The Minister of Aviation, Hadi Sirika, assured Nigerians during Monday’s briefing by the Presidential Task Force on Covid-19 that airfares would not be outrageously high as speculated by many, based on plans to begin social distancing on flights.
“Well, that (airfare hike) may not necessarily be the case, because as I speak to you, day in day out, we’ve been meeting with stakeholders in the industry to find out how best to open the industry,” he said.
He added, “So we are doing everything to ensure that tickets’ prices are not skyrocketed. They may be different but they will not be something that passengers cannot afford.”
On the preparedness to open the airports for Flights, he said, “Flight trials will be demonstrated on Saturday in Lagos airport ahead of the resumption of operations.”
In a similar development, the Director-General, NCAA, Capt. Musa Nuhu, said during a stakeholders’ forum that the aviation sector restart plan would be submitted to the PTF on COVID-19 on Wednesday, June 24.
“We are yet to get there but we are pretty close. The plan is that by Wednesday, we will submit our report to the PTF. I reiterate, we are pretty close,” he stated.
Nuhu noted that the authority did not need to have all the airlines, airports or the ground handlers ready before it restarts the system.
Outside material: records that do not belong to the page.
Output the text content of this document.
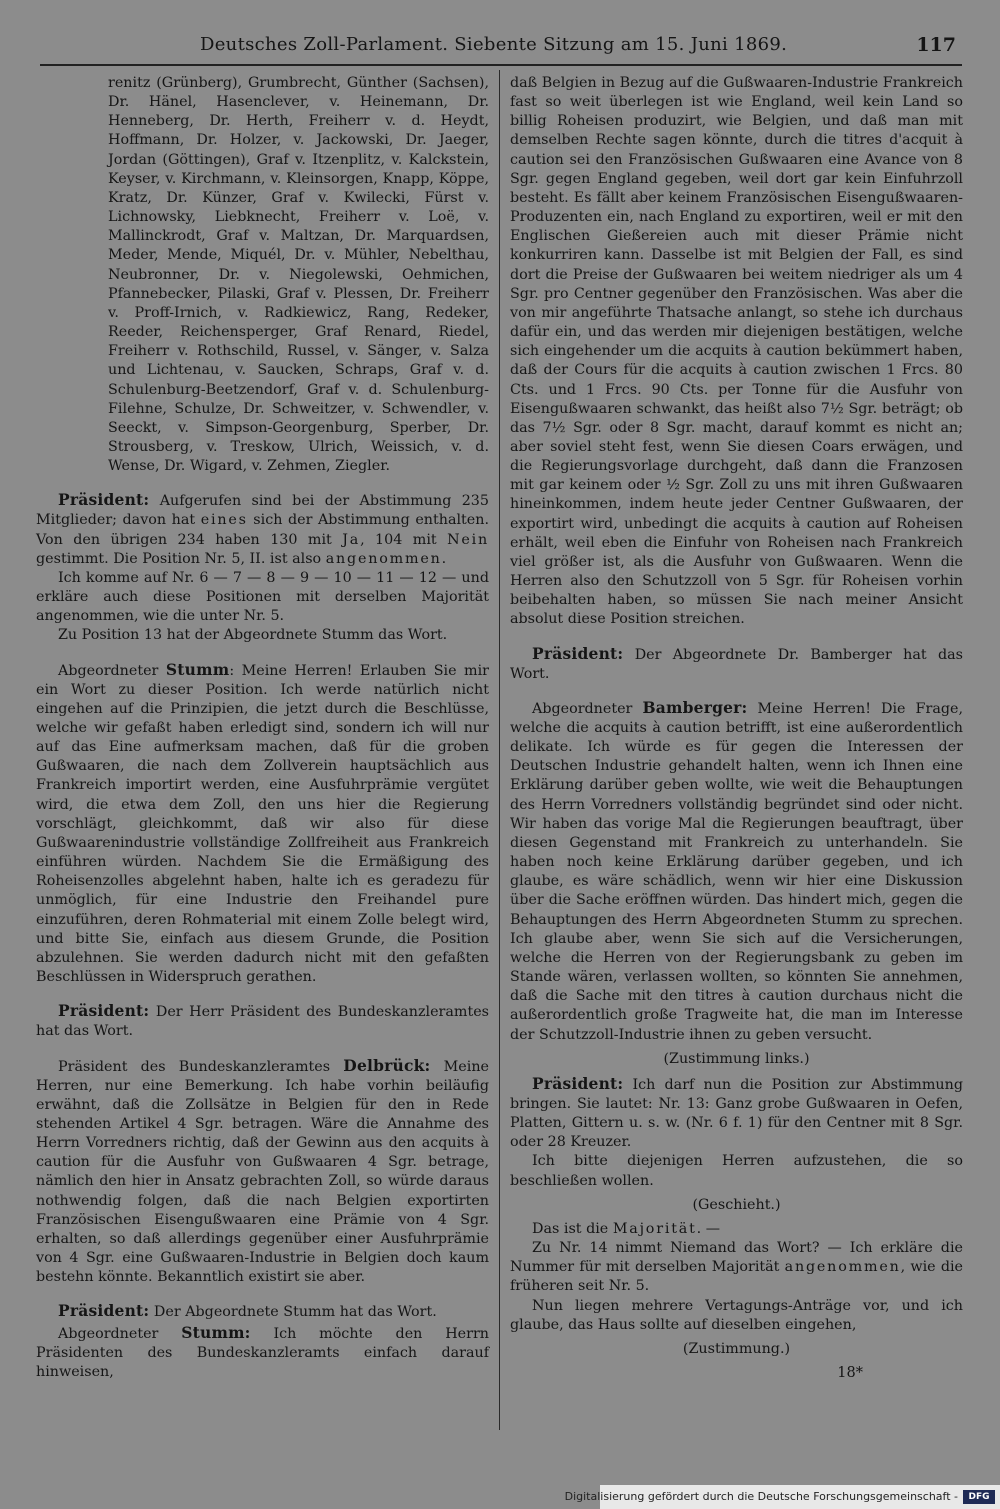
Deutsches Zoll-Parlament. Siebente Sitzung am 15. Juni 1869.	117

renitz (Grünberg), Grumbrecht, Günther (Sachsen), Dr. Hänel, Hasenclever, v. Heinemann, Dr. Henneberg, Dr. Herth, Freiherr v. d. Heydt, Hoffmann, Dr. Holzer, v. Jackowski, Dr. Jaeger, Jordan (Göttingen), Graf v. Itzenplitz, v. Kalckstein, Keyser, v. Kirchmann, v. Kleinsorgen, Knapp, Köppe, Kratz, Dr. Künzer, Graf v. Kwilecki, Fürst v. Lichnowsky, Liebknecht, Freiherr v. Loë, v. Mallinckrodt, Graf v. Maltzan, Dr. Marquardsen, Meder, Mende, Miquél, Dr. v. Mühler, Nebelthau, Neubronner, Dr. v. Niegolewski, Oehmichen, Pfannebecker, Pilaski, Graf v. Plessen, Dr. Freiherr v. Proff-Irnich, v. Radkiewicz, Rang, Redeker, Reeder, Reichensperger, Graf Renard, Riedel, Freiherr v. Rothschild, Russel, v. Sänger, v. Salza und Lichtenau, v. Saucken, Schraps, Graf v. d. Schulenburg-Beetzendorf, Graf v. d. Schulenburg-Filehne, Schulze, Dr. Schweitzer, v. Schwendler, v. Seeckt, v. Simpson-Georgenburg, Sperber, Dr. Strousberg, v. Treskow, Ulrich, Weissich, v. d. Wense, Dr. Wigard, v. Zehmen, Ziegler.

Präsident: Aufgerufen sind bei der Abstimmung 235 Mitglieder; davon hat eines sich der Abstimmung enthalten. Von den übrigen 234 haben 130 mit Ja, 104 mit Nein gestimmt. Die Position Nr. 5, II. ist also angenommen.

Ich komme auf Nr. 6 — 7 — 8 — 9 — 10 — 11 — 12 — und erkläre auch diese Positionen mit derselben Majorität angenommen, wie die unter Nr. 5.

Zu Position 13 hat der Abgeordnete Stumm das Wort.

Abgeordneter Stumm: Meine Herren! Erlauben Sie mir ein Wort zu dieser Position. Ich werde natürlich nicht eingehen auf die Prinzipien, die jetzt durch die Beschlüsse, welche wir gefaßt haben erledigt sind, sondern ich will nur auf das Eine aufmerksam machen, daß für die groben Gußwaaren, die nach dem Zollverein hauptsächlich aus Frankreich importirt werden, eine Ausfuhrprämie vergütet wird, die etwa dem Zoll, den uns hier die Regierung vorschlägt, gleichkommt, daß wir also für diese Gußwaarenindustrie vollständige Zollfreiheit aus Frankreich einführen würden. Nachdem Sie die Ermäßigung des Roheisenzolles abgelehnt haben, halte ich es geradezu für unmöglich, für eine Industrie den Freihandel pure einzuführen, deren Rohmaterial mit einem Zolle belegt wird, und bitte Sie, einfach aus diesem Grunde, die Position abzulehnen. Sie werden dadurch nicht mit den gefaßten Beschlüssen in Widerspruch gerathen.

Präsident: Der Herr Präsident des Bundeskanzleramtes hat das Wort.

Präsident des Bundeskanzleramtes Delbrück: Meine Herren, nur eine Bemerkung. Ich habe vorhin beiläufig erwähnt, daß die Zollsätze in Belgien für den in Rede stehenden Artikel 4 Sgr. betragen. Wäre die Annahme des Herrn Vorredners richtig, daß der Gewinn aus den acquits à caution für die Ausfuhr von Gußwaaren 4 Sgr. betrage, nämlich den hier in Ansatz gebrachten Zoll, so würde daraus nothwendig folgen, daß die nach Belgien exportirten Französischen Eisengußwaaren eine Prämie von 4 Sgr. erhalten, so daß allerdings gegenüber einer Ausfuhrprämie von 4 Sgr. eine Gußwaaren-Industrie in Belgien doch kaum bestehn könnte. Bekanntlich existirt sie aber.

Präsident: Der Abgeordnete Stumm hat das Wort.

Abgeordneter Stumm: Ich möchte den Herrn Präsidenten des Bundeskanzleramts einfach darauf hinweisen,

daß Belgien in Bezug auf die Gußwaaren-Industrie Frankreich fast so weit überlegen ist wie England, weil kein Land so billig Roheisen produzirt, wie Belgien, und daß man mit demselben Rechte sagen könnte, durch die titres d'acquit à caution sei den Französischen Gußwaaren eine Avance von 8 Sgr. gegen England gegeben, weil dort gar kein Einfuhrzoll besteht. Es fällt aber keinem Französischen Eisengußwaaren-Produzenten ein, nach England zu exportiren, weil er mit den Englischen Gießereien auch mit dieser Prämie nicht konkurriren kann. Dasselbe ist mit Belgien der Fall, es sind dort die Preise der Gußwaaren bei weitem niedriger als um 4 Sgr. pro Centner gegenüber den Französischen. Was aber die von mir angeführte Thatsache anlangt, so stehe ich durchaus dafür ein, und das werden mir diejenigen bestätigen, welche sich eingehender um die acquits à caution bekümmert haben, daß der Cours für die acquits à caution zwischen 1 Frcs. 80 Cts. und 1 Frcs. 90 Cts. per Tonne für die Ausfuhr von Eisengußwaaren schwankt, das heißt also 7½ Sgr. beträgt; ob das 7½ Sgr. oder 8 Sgr. macht, darauf kommt es nicht an; aber soviel steht fest, wenn Sie diesen Coars erwägen, und die Regierungsvorlage durchgeht, daß dann die Franzosen mit gar keinem oder ½ Sgr. Zoll zu uns mit ihren Gußwaaren hineinkommen, indem heute jeder Centner Gußwaaren, der exportirt wird, unbedingt die acquits à caution auf Roheisen erhält, weil eben die Einfuhr von Roheisen nach Frankreich viel größer ist, als die Ausfuhr von Gußwaaren. Wenn die Herren also den Schutzzoll von 5 Sgr. für Roheisen vorhin beibehalten haben, so müssen Sie nach meiner Ansicht absolut diese Position streichen.

Präsident: Der Abgeordnete Dr. Bamberger hat das Wort.

Abgeordneter Bamberger: Meine Herren! Die Frage, welche die acquits à caution betrifft, ist eine außerordentlich delikate. Ich würde es für gegen die Interessen der Deutschen Industrie gehandelt halten, wenn ich Ihnen eine Erklärung darüber geben wollte, wie weit die Behauptungen des Herrn Vorredners vollständig begründet sind oder nicht. Wir haben das vorige Mal die Regierungen beauftragt, über diesen Gegenstand mit Frankreich zu unterhandeln. Sie haben noch keine Erklärung darüber gegeben, und ich glaube, es wäre schädlich, wenn wir hier eine Diskussion über die Sache eröffnen würden. Das hindert mich, gegen die Behauptungen des Herrn Abgeordneten Stumm zu sprechen. Ich glaube aber, wenn Sie sich auf die Versicherungen, welche die Herren von der Regierungsbank zu geben im Stande wären, verlassen wollten, so könnten Sie annehmen, daß die Sache mit den titres à caution durchaus nicht die außerordentlich große Tragweite hat, die man im Interesse der Schutzzoll-Industrie ihnen zu geben versucht.

(Zustimmung links.)

Präsident: Ich darf nun die Position zur Abstimmung bringen. Sie lautet: Nr. 13: Ganz grobe Gußwaaren in Oefen, Platten, Gittern u. s. w. (Nr. 6 f. 1) für den Centner mit 8 Sgr. oder 28 Kreuzer.

Ich bitte diejenigen Herren aufzustehen, die so beschließen wollen.

(Geschieht.)

Das ist die Majorität. —

Zu Nr. 14 nimmt Niemand das Wort? — Ich erkläre die Nummer für mit derselben Majorität angenommen, wie die früheren seit Nr. 5.

Nun liegen mehrere Vertagungs-Anträge vor, und ich glaube, das Haus sollte auf dieselben eingehen,

(Zustimmung.)

18*
Digitalisierung gefördert durch die Deutsche Forschungsgemeinschaft -	DFG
The NCAA boss also stated that the non-operation of commercial flights had dragged down the authority’s revenue by 90 to 95 per cent.
He said, “We are almost ready. Like I said earlier, not all the airlines and airports have to be necessarily ready before the restart. If anything goes wrong, the NCAA will be held responsible.
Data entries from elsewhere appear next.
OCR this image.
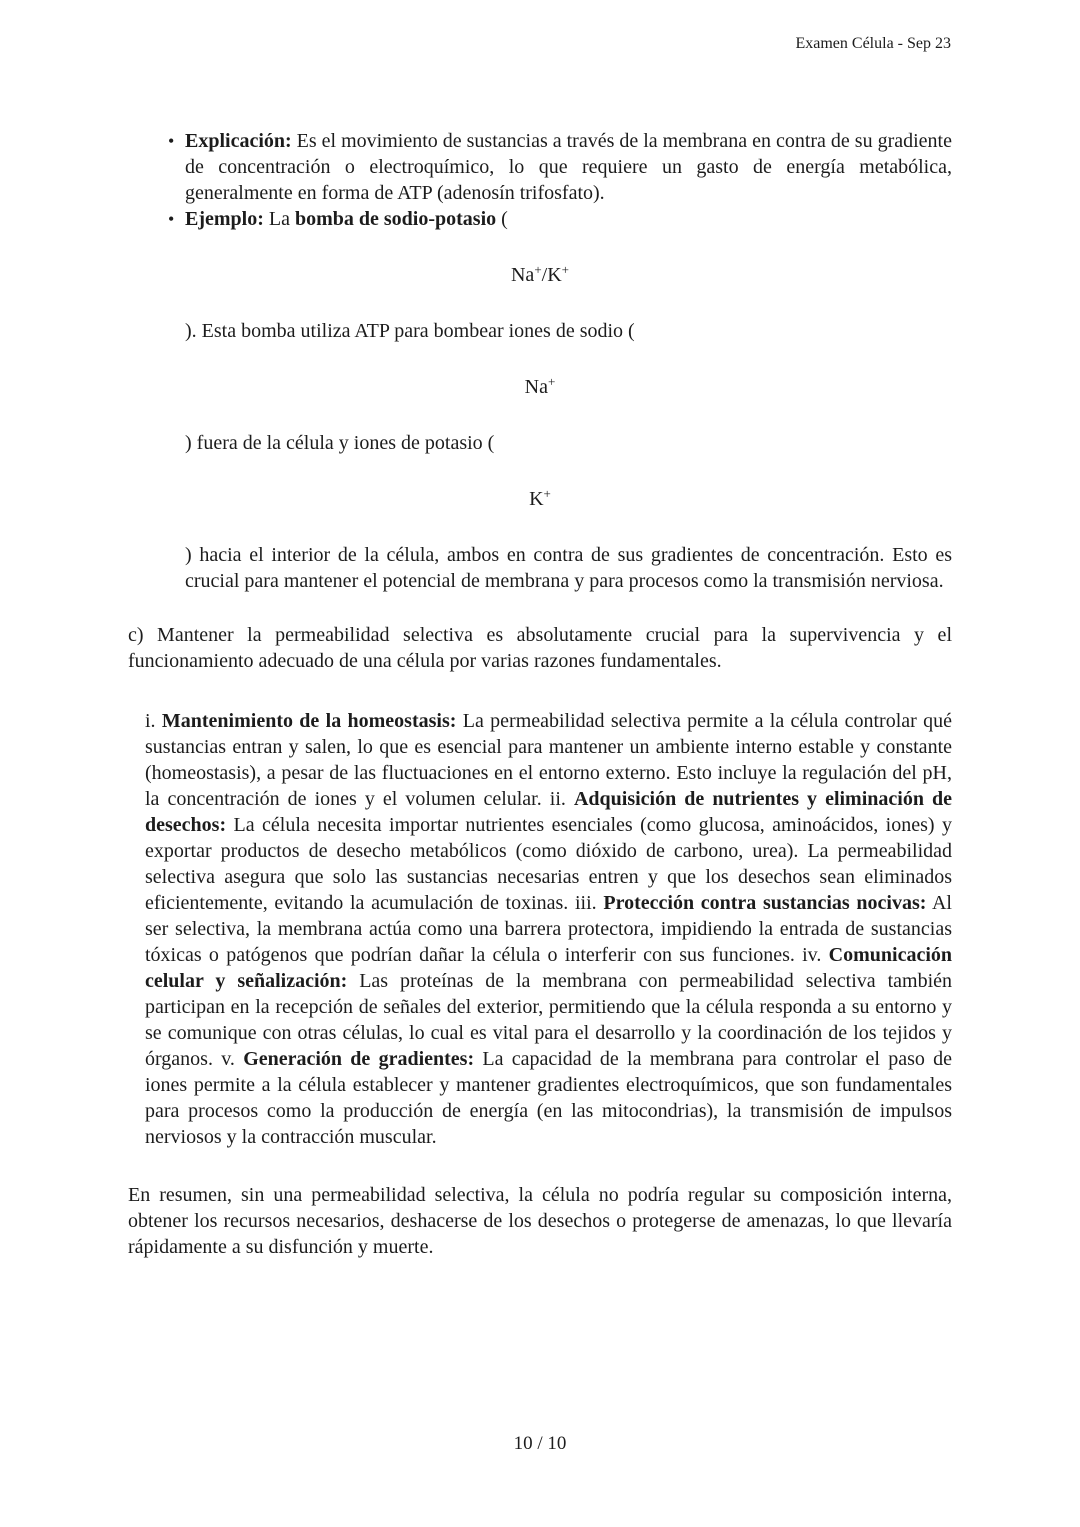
Examen Célula - Sep 23
• Explicación: Es el movimiento de sustancias a través de la membrana en contra de su gradiente de concentración o electroquímico, lo que requiere un gasto de energía metabólica, generalmente en forma de ATP (adenosín trifosfato).
• Ejemplo: La bomba de sodio-potasio (
Na+/K+

). Esta bomba utiliza ATP para bombear iones de sodio (

Na+

) fuera de la célula y iones de potasio (

K+

) hacia el interior de la célula, ambos en contra de sus gradientes de concentración. Esto es crucial para mantener el potencial de membrana y para procesos como la transmisión nerviosa.

c) Mantener la permeabilidad selectiva es absolutamente crucial para la supervivencia y el funcionamiento adecuado de una célula por varias razones fundamentales.

i. Mantenimiento de la homeostasis: La permeabilidad selectiva permite a la célula controlar qué sustancias entran y salen, lo que es esencial para mantener un ambiente interno estable y constante (homeostasis), a pesar de las fluctuaciones en el entorno externo. Esto incluye la regulación del pH, la concentración de iones y el volumen celular. ii. Adquisición de nutrientes y eliminación de desechos: La célula necesita importar nutrientes esenciales (como glucosa, aminoácidos, iones) y exportar productos de desecho metabólicos (como dióxido de carbono, urea). La permeabilidad selectiva asegura que solo las sustancias necesarias entren y que los desechos sean eliminados eficientemente, evitando la acumulación de toxinas. iii. Protección contra sustancias nocivas: Al ser selectiva, la membrana actúa como una barrera protectora, impidiendo la entrada de sustancias tóxicas o patógenos que podrían dañar la célula o interferir con sus funciones. iv. Comunicación celular y señalización: Las proteínas de la membrana con permeabilidad selectiva también participan en la recepción de señales del exterior, permitiendo que la célula responda a su entorno y se comunique con otras células, lo cual es vital para el desarrollo y la coordinación de los tejidos y órganos. v. Generación de gradientes: La capacidad de la membrana para controlar el paso de iones permite a la célula establecer y mantener gradientes electroquímicos, que son fundamentales para procesos como la producción de energía (en las mitocondrias), la transmisión de impulsos nerviosos y la contracción muscular.

En resumen, sin una permeabilidad selectiva, la célula no podría regular su composición interna, obtener los recursos necesarios, deshacerse de los desechos o protegerse de amenazas, lo que llevaría rápidamente a su disfunción y muerte.

10 / 10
“Sometime this week, the proposed restart date will be made known. If the airports get it right, the airlines job will be made easier. The airlines that have disinfected their aircraft should show proof to NCAA.”
The Chairman, NCAA COVID-19 Committee, Godwin Balang, said the authority had to develop aviation restart guidelines on uncharted grounds, adding that it issued regulations in compliance with the International Civil Aviation Organisation Standard and Recommended Practices.
Balang said, “Restart and recovery guidelines are based on 10 key principles which are to protect people in harmonised but flexible measures; and work as one aviation team and show solidarity.”
Others, according to him, include to ensure essential connectivity; manage safety, security and health related risks; and make aviation public health measures work with aviation safety and security systems; etc.